Shortly after the shooting, Mr. Yiannopoulos announced plans to speak at the University of Central Florida in Orlando. The university canceled his appearance, first citing a shortage of security personnel and then claiming that no suitable space was available on the 1,415-acre campus. Instead, Mr. Yiannopoulos spoke near the nightclub.
He stood just feet from the network television encampments, though none had sent cameras or reporters to cover him. Wearing a dark pinstriped suit under the unrelenting Florida sun, he warned of a gathering menace from Muslim immigrants, sprinkling his speech with anecdotes about sexual assaults in Germany and gender-segregated swimming pools.

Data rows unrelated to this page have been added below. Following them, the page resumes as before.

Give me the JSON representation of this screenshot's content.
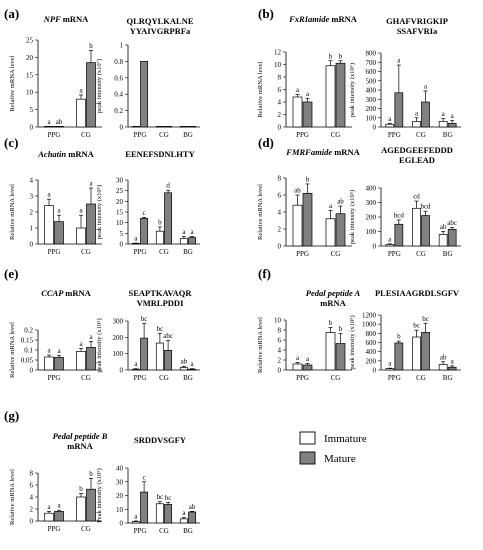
{
  "legend": {
    "immature": "Immature",
    "mature": "Mature",
    "colors": {
      "immature": "#ffffff",
      "mature": "#808080"
    }
  },
  "chart_data": [
    {
      "id": "a",
      "panel_label": "(a)",
      "gene": "NPF",
      "gene_suffix": "mRNA",
      "mrna": {
        "type": "bar",
        "ylabel": "Relative mRNA level",
        "ylim": [
          0,
          25
        ],
        "ticks": [
          0,
          5,
          10,
          15,
          20,
          25
        ],
        "categories": [
          "PPG",
          "CG"
        ],
        "series": [
          {
            "name": "Immature",
            "values": [
              0.1,
              8
            ],
            "err": [
              0,
              1.2
            ]
          },
          {
            "name": "Mature",
            "values": [
              0.1,
              18.5
            ],
            "err": [
              0,
              3.5
            ]
          }
        ],
        "letters": [
          [
            "a",
            "a"
          ],
          [
            "ab",
            "b"
          ]
        ]
      },
      "peptide": {
        "title": [
          "QLRQYLKALNE",
          "YYAIVGRPRFa"
        ],
        "type": "bar",
        "ylabel": "peak intensity (x10⁷)",
        "ylim": [
          0,
          1
        ],
        "ticks": [
          0,
          0.2,
          0.4,
          0.6,
          0.8,
          1
        ],
        "categories": [
          "PPG",
          "CG",
          "BG"
        ],
        "series": [
          {
            "name": "Immature",
            "values": [
              0,
              0,
              0
            ],
            "err": [
              0,
              0,
              0
            ]
          },
          {
            "name": "Mature",
            "values": [
              0.8,
              0,
              0
            ],
            "err": [
              0,
              0,
              0
            ]
          }
        ],
        "letters": []
      }
    },
    {
      "id": "b",
      "panel_label": "(b)",
      "gene": "FxRIamide",
      "gene_suffix": "mRNA",
      "mrna": {
        "type": "bar",
        "ylabel": "Relative mRNA level",
        "ylim": [
          0,
          12
        ],
        "ticks": [
          0,
          2,
          4,
          6,
          8,
          10,
          12
        ],
        "categories": [
          "PPG",
          "CG"
        ],
        "series": [
          {
            "name": "Immature",
            "values": [
              4.8,
              9.8
            ],
            "err": [
              0.4,
              0.8
            ]
          },
          {
            "name": "Mature",
            "values": [
              4,
              10.2
            ],
            "err": [
              0.6,
              0.4
            ]
          }
        ],
        "letters": [
          [
            "a",
            "b"
          ],
          [
            "a",
            "b"
          ]
        ]
      },
      "peptide": {
        "title": [
          "GHAFVRIGKIP",
          "SSAFVRIa"
        ],
        "type": "bar",
        "ylabel": "peak intensity (x10⁶)",
        "ylim": [
          0,
          800
        ],
        "ticks": [
          0,
          100,
          200,
          300,
          400,
          500,
          600,
          700,
          800
        ],
        "categories": [
          "PPG",
          "CG",
          "BG"
        ],
        "series": [
          {
            "name": "Immature",
            "values": [
              30,
              60,
              60
            ],
            "err": [
              10,
              40,
              30
            ]
          },
          {
            "name": "Mature",
            "values": [
              370,
              270,
              40
            ],
            "err": [
              300,
              120,
              30
            ]
          }
        ],
        "letters": [
          [
            "a",
            "a",
            "a"
          ],
          [
            "a",
            "a",
            "a"
          ]
        ]
      }
    },
    {
      "id": "c",
      "panel_label": "(c)",
      "gene": "Achatin",
      "gene_suffix": "mRNA",
      "mrna": {
        "type": "bar",
        "ylabel": "Relative mRNA level",
        "ylim": [
          0,
          4
        ],
        "ticks": [
          0,
          1,
          2,
          3,
          4
        ],
        "categories": [
          "PPG",
          "CG"
        ],
        "series": [
          {
            "name": "Immature",
            "values": [
              2.4,
              1
            ],
            "err": [
              0.4,
              0.8
            ]
          },
          {
            "name": "Mature",
            "values": [
              1.4,
              2.5
            ],
            "err": [
              0.4,
              1
            ]
          }
        ],
        "letters": [
          [
            "a",
            "a"
          ],
          [
            "a",
            "a"
          ]
        ]
      },
      "peptide": {
        "title": [
          "EENEFSDNLHTY"
        ],
        "type": "bar",
        "ylabel": "peak intensity (x10⁵)",
        "ylim": [
          0,
          30
        ],
        "ticks": [
          0,
          5,
          10,
          15,
          20,
          25,
          30
        ],
        "categories": [
          "PPG",
          "CG",
          "BG"
        ],
        "series": [
          {
            "name": "Immature",
            "values": [
              0.3,
              6,
              2.5
            ],
            "err": [
              0.1,
              2,
              1
            ]
          },
          {
            "name": "Mature",
            "values": [
              12,
              24,
              3
            ],
            "err": [
              0.5,
              1.2,
              0.5
            ]
          }
        ],
        "letters": [
          [
            "a",
            "b",
            "a"
          ],
          [
            "c",
            "d",
            "a"
          ]
        ]
      }
    },
    {
      "id": "d",
      "panel_label": "(d)",
      "gene": "FMRFamide",
      "gene_suffix": "mRNA",
      "mrna": {
        "type": "bar",
        "ylabel": "Relative mRNA level",
        "ylim": [
          0,
          8
        ],
        "ticks": [
          0,
          2,
          4,
          6,
          8
        ],
        "categories": [
          "PPG",
          "CG"
        ],
        "series": [
          {
            "name": "Immature",
            "values": [
              4.8,
              3.2
            ],
            "err": [
              1.2,
              1
            ]
          },
          {
            "name": "Mature",
            "values": [
              6.2,
              3.8
            ],
            "err": [
              1.1,
              0.9
            ]
          }
        ],
        "letters": [
          [
            "ab",
            "a"
          ],
          [
            "b",
            "ab"
          ]
        ]
      },
      "peptide": {
        "title": [
          "AGEDGEEFEDDD",
          "EGLEAD"
        ],
        "type": "bar",
        "ylabel": "peak intensity (x10⁵)",
        "ylim": [
          0,
          400
        ],
        "ticks": [
          0,
          100,
          200,
          300,
          400
        ],
        "categories": [
          "PPG",
          "CG",
          "BG"
        ],
        "series": [
          {
            "name": "Immature",
            "values": [
              10,
              260,
              80
            ],
            "err": [
              5,
              50,
              20
            ]
          },
          {
            "name": "Mature",
            "values": [
              150,
              210,
              115
            ],
            "err": [
              30,
              30,
              12
            ]
          }
        ],
        "letters": [
          [
            "a",
            "cd",
            "ab"
          ],
          [
            "bcd",
            "bcd",
            "abc"
          ]
        ]
      }
    },
    {
      "id": "e",
      "panel_label": "(e)",
      "gene": "CCAP",
      "gene_suffix": "mRNA",
      "mrna": {
        "type": "bar",
        "ylabel": "Relative mRNA level",
        "ylim": [
          0,
          0.2
        ],
        "ticks": [
          0,
          0.05,
          0.1,
          0.15,
          0.2
        ],
        "categories": [
          "PPG",
          "CG"
        ],
        "series": [
          {
            "name": "Immature",
            "values": [
              0.065,
              0.093
            ],
            "err": [
              0.01,
              0.015
            ]
          },
          {
            "name": "Mature",
            "values": [
              0.063,
              0.113
            ],
            "err": [
              0.01,
              0.03
            ]
          }
        ],
        "letters": [
          [
            "a",
            "a"
          ],
          [
            "a",
            "a"
          ]
        ]
      },
      "peptide": {
        "title": [
          "SEAPTKAVAQR",
          "VMRLPDDI"
        ],
        "type": "bar",
        "ylabel": "peak intensity (x10⁵)",
        "ylim": [
          0,
          300
        ],
        "ticks": [
          0,
          100,
          200,
          300
        ],
        "categories": [
          "PPG",
          "CG",
          "BG"
        ],
        "series": [
          {
            "name": "Immature",
            "values": [
              5,
              165,
              15
            ],
            "err": [
              3,
              60,
              8
            ]
          },
          {
            "name": "Mature",
            "values": [
              195,
              120,
              5
            ],
            "err": [
              90,
              60,
              3
            ]
          }
        ],
        "letters": [
          [
            "a",
            "bc",
            "ab"
          ],
          [
            "bc",
            "abc",
            "a"
          ]
        ]
      }
    },
    {
      "id": "f",
      "panel_label": "(f)",
      "gene": "Pedal peptide A",
      "gene_suffix": "mRNA",
      "mrna": {
        "type": "bar",
        "ylabel": "Relative mRNA level",
        "ylim": [
          0,
          10
        ],
        "ticks": [
          0,
          2,
          4,
          6,
          8,
          10
        ],
        "categories": [
          "PPG",
          "CG"
        ],
        "series": [
          {
            "name": "Immature",
            "values": [
              1.2,
              7.5
            ],
            "err": [
              0.3,
              1
            ]
          },
          {
            "name": "Mature",
            "values": [
              1,
              5.3
            ],
            "err": [
              0.3,
              2
            ]
          }
        ],
        "letters": [
          [
            "a",
            "b"
          ],
          [
            "a",
            "b"
          ]
        ]
      },
      "peptide": {
        "title": [
          "PLESIAAGRDLSGFV"
        ],
        "type": "bar",
        "ylabel": "peak intensity (x10⁵)",
        "ylim": [
          0,
          1200
        ],
        "ticks": [
          0,
          200,
          400,
          600,
          800,
          1000,
          1200
        ],
        "categories": [
          "PPG",
          "CG",
          "BG"
        ],
        "series": [
          {
            "name": "Immature",
            "values": [
              30,
              720,
              120
            ],
            "err": [
              10,
              150,
              60
            ]
          },
          {
            "name": "Mature",
            "values": [
              590,
              820,
              60
            ],
            "err": [
              40,
              200,
              30
            ]
          }
        ],
        "letters": [
          [
            "a",
            "bc",
            "ab"
          ],
          [
            "b",
            "bc",
            "a"
          ]
        ]
      }
    },
    {
      "id": "g",
      "panel_label": "(g)",
      "gene": "Pedal peptide B",
      "gene_suffix": "mRNA",
      "mrna": {
        "type": "bar",
        "ylabel": "Relative mRNA level",
        "ylim": [
          0,
          8
        ],
        "ticks": [
          0,
          2,
          4,
          6,
          8
        ],
        "categories": [
          "PPG",
          "CG"
        ],
        "series": [
          {
            "name": "Immature",
            "values": [
              1.3,
              4
            ],
            "err": [
              0.3,
              0.6
            ]
          },
          {
            "name": "Mature",
            "values": [
              1.6,
              5.3
            ],
            "err": [
              0.2,
              1.8
            ]
          }
        ],
        "letters": [
          [
            "a",
            "b"
          ],
          [
            "a",
            "b"
          ]
        ]
      },
      "peptide": {
        "title": [
          "SRDDVSGFY"
        ],
        "type": "bar",
        "ylabel": "Peak intensity (x10⁵)",
        "ylim": [
          0,
          40
        ],
        "ticks": [
          0,
          10,
          20,
          30,
          40
        ],
        "categories": [
          "PPG",
          "CG",
          "BG"
        ],
        "series": [
          {
            "name": "Immature",
            "values": [
              1,
              14,
              3
            ],
            "err": [
              0.5,
              1.5,
              1
            ]
          },
          {
            "name": "Mature",
            "values": [
              22.5,
              13.5,
              8
            ],
            "err": [
              7.5,
              1.5,
              0.5
            ]
          }
        ],
        "letters": [
          [
            "a",
            "bc",
            "a"
          ],
          [
            "c",
            "bc",
            "ab"
          ]
        ]
      }
    }
  ]
}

In Mr. Yiannopoulos’s telling, liberals were dupes and hypocrites, so blinded by glib multiculturalism that they could not even admit how dangerous Islam was to gay people, like the victims of the Orlando massacre. To cheers and whoops, he praised Mr. Trump’s plan to bar Muslims from entering the country.
Afterward, fans lined up to get his autograph. Most seemed to be Trump supporters, but not all were conservative. Several described themselves as socially liberal or libertarian. A few said they just wanted to hear what Mr. Yiannopoulos had to say.
“The setup of U.C.F. has very few places where people are allowed to speak,” said Allen Greathouse, a slender 20-year-old from Melbourne, Fla. “You can only speak in the free-speech zones.”
Another student, Simon Dickerman, said he was voting for Mr. Trump. He volunteered that he frequently visited 4chan, an online message board where users compete with one another to post ever more provocative content, from Nazi shorthand to racist cartoons.
Mr. Dickerman said he understood why such images bothered some older people, though they carried little such charge to him and his friends.
“Of course they don’t actually want Jews to die,” Mr. Dickerman said. “They want to shock.” His peers, he added, “are kids who don’t really know about the Holocaust.”
“And they don’t care about history,” he said. “And some of them think it’s funny.”
Maggie Haberman and Kitty Bennett contributed reporting.